DEP hosts Earth Day rain barrel workshop

CHARLESTON, W.Va.–Dozens of citizens gathered at the state DEP headquarters in Kanawha City Wednesday night to celebrate Earth Day by learning how to use rain barrels.

The workshop showed how easy it is to use a rain barrel, and how using one to collect rainwater and water crops with it can benefit the environment. Tomi Bergstrom, who ran the workshop and is the DEP’s Western Watershed basin Coordinator, said the use of rain barrels has many advantages, and takes the pressure off sewer systems.

“If you can install a rain barrel to help get that initial flush of water that comes off your roof, it can catch that and slowly be released back into the environment,” Bergstrom said. “So it keeps all the pollution away, and keeps the system from being overwhelmed.”

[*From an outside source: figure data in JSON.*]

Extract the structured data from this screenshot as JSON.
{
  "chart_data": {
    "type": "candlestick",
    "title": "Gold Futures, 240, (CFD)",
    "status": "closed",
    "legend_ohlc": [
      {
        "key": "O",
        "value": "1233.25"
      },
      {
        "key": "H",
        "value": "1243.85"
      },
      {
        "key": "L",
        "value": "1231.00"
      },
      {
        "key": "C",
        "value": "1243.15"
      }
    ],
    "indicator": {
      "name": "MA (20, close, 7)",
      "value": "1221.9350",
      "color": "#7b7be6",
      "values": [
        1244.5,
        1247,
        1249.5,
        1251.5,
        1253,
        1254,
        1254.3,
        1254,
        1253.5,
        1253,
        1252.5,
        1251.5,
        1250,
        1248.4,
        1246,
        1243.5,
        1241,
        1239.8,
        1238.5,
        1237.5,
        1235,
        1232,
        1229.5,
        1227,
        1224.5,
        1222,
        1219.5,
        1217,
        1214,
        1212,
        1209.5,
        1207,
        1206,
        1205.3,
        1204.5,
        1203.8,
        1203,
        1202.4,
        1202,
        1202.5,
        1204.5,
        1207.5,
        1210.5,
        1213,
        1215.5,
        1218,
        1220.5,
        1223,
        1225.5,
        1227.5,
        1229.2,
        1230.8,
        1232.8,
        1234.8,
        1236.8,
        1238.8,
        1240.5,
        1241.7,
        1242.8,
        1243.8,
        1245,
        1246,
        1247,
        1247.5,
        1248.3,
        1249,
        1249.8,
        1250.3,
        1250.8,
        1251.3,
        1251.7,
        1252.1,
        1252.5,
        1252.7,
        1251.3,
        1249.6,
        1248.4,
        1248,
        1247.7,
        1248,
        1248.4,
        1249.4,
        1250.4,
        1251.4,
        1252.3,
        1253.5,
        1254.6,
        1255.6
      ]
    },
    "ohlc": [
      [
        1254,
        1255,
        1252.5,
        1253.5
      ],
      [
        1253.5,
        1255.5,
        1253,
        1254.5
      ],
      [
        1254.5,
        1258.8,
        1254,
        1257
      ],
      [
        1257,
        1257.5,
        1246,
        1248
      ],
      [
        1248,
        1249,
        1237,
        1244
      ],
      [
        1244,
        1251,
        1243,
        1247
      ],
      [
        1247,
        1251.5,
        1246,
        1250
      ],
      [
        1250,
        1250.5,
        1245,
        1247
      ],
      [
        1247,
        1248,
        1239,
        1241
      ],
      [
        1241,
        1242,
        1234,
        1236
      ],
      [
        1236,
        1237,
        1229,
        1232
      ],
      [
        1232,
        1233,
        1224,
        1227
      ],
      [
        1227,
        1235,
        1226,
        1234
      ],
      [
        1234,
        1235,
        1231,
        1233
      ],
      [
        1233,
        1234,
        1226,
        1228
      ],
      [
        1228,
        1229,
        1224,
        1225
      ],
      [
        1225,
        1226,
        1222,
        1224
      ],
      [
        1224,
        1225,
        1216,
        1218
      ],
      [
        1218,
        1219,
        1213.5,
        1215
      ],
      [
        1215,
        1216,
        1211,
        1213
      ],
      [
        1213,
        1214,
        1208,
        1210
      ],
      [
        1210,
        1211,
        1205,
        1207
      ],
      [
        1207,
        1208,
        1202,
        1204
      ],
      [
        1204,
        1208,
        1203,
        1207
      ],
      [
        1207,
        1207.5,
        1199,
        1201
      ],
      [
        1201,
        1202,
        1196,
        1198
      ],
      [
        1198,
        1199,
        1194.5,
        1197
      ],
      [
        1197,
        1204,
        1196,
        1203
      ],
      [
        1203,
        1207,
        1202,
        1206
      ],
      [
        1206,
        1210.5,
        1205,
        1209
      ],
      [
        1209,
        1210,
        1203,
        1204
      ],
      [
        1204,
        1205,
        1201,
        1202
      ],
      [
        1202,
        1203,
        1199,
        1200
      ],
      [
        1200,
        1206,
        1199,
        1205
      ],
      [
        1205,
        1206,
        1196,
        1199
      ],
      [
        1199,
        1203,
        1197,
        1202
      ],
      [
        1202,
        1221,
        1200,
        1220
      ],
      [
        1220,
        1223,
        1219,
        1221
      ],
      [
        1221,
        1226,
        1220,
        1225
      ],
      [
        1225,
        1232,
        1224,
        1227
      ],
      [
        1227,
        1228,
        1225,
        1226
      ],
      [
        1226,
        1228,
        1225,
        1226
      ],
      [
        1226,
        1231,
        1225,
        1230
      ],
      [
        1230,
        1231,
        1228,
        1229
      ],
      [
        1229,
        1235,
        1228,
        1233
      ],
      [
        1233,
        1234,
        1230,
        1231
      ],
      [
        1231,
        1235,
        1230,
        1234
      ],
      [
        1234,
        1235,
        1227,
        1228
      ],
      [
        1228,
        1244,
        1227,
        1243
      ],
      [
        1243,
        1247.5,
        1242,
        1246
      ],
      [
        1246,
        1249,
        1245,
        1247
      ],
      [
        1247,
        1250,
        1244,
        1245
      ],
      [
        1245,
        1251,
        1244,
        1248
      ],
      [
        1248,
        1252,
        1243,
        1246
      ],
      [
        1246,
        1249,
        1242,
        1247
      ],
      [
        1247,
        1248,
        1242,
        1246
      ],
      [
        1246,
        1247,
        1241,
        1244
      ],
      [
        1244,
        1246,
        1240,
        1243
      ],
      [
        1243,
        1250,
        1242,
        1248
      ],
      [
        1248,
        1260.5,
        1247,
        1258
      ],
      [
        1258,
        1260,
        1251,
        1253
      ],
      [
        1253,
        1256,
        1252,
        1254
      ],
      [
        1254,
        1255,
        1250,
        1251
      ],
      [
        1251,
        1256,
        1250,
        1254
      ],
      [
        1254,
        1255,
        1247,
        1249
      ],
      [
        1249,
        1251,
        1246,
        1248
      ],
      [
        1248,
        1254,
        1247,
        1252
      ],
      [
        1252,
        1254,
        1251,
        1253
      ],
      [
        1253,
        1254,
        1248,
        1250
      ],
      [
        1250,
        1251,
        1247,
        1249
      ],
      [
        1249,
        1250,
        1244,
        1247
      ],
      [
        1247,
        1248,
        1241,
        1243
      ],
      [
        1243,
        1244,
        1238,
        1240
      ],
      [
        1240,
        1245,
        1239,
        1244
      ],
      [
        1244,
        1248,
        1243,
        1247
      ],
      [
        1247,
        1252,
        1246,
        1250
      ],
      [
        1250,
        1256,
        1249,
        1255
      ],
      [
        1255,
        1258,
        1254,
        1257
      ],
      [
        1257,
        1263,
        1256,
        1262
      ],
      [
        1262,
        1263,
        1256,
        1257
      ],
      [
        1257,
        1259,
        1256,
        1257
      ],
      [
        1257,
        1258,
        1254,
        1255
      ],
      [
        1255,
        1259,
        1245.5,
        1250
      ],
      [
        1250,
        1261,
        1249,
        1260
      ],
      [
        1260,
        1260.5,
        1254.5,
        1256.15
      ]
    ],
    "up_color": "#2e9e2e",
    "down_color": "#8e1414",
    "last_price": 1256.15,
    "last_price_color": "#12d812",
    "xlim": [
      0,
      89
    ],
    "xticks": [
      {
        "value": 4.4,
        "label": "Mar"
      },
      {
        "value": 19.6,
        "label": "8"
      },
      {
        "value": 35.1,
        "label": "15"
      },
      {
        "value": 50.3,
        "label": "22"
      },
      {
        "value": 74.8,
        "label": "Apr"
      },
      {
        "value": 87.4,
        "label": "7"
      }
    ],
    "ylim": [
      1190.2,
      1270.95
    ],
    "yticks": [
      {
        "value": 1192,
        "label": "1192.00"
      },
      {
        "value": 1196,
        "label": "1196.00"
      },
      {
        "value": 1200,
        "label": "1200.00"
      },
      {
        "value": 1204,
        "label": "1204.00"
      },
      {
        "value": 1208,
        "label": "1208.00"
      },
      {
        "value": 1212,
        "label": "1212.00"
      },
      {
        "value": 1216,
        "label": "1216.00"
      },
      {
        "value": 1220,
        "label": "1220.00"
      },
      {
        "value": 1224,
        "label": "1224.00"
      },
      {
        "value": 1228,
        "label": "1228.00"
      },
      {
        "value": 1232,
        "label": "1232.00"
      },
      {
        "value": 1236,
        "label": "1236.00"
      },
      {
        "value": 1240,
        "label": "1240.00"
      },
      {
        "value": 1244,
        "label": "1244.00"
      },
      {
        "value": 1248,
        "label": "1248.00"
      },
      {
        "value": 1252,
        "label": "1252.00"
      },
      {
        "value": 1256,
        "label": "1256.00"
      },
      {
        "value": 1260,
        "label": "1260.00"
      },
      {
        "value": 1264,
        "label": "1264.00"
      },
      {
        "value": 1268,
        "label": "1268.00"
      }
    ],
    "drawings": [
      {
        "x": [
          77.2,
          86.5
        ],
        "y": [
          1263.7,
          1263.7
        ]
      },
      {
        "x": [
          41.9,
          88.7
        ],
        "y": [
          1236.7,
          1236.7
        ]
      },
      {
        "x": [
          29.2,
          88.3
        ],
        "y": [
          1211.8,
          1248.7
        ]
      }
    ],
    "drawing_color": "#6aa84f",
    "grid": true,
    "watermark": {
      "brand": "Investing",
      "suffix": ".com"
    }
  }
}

She said many cities in West Virginia and throughout the U.S. have sewer overflow issues, and the natural minerals of rainwater are actually better for crops than city water. LeeAnne Grogg of the Charleston Storm water Department agreed.

“There’s a lot of proof that the water that comes down, not from our spicket and not from our municipalities, is friendlier to our plant life,” Grogg said.

The event was held in partnership between the DEP’s Nonpoint Source Program and the City of Charleston’s Storm Water Department.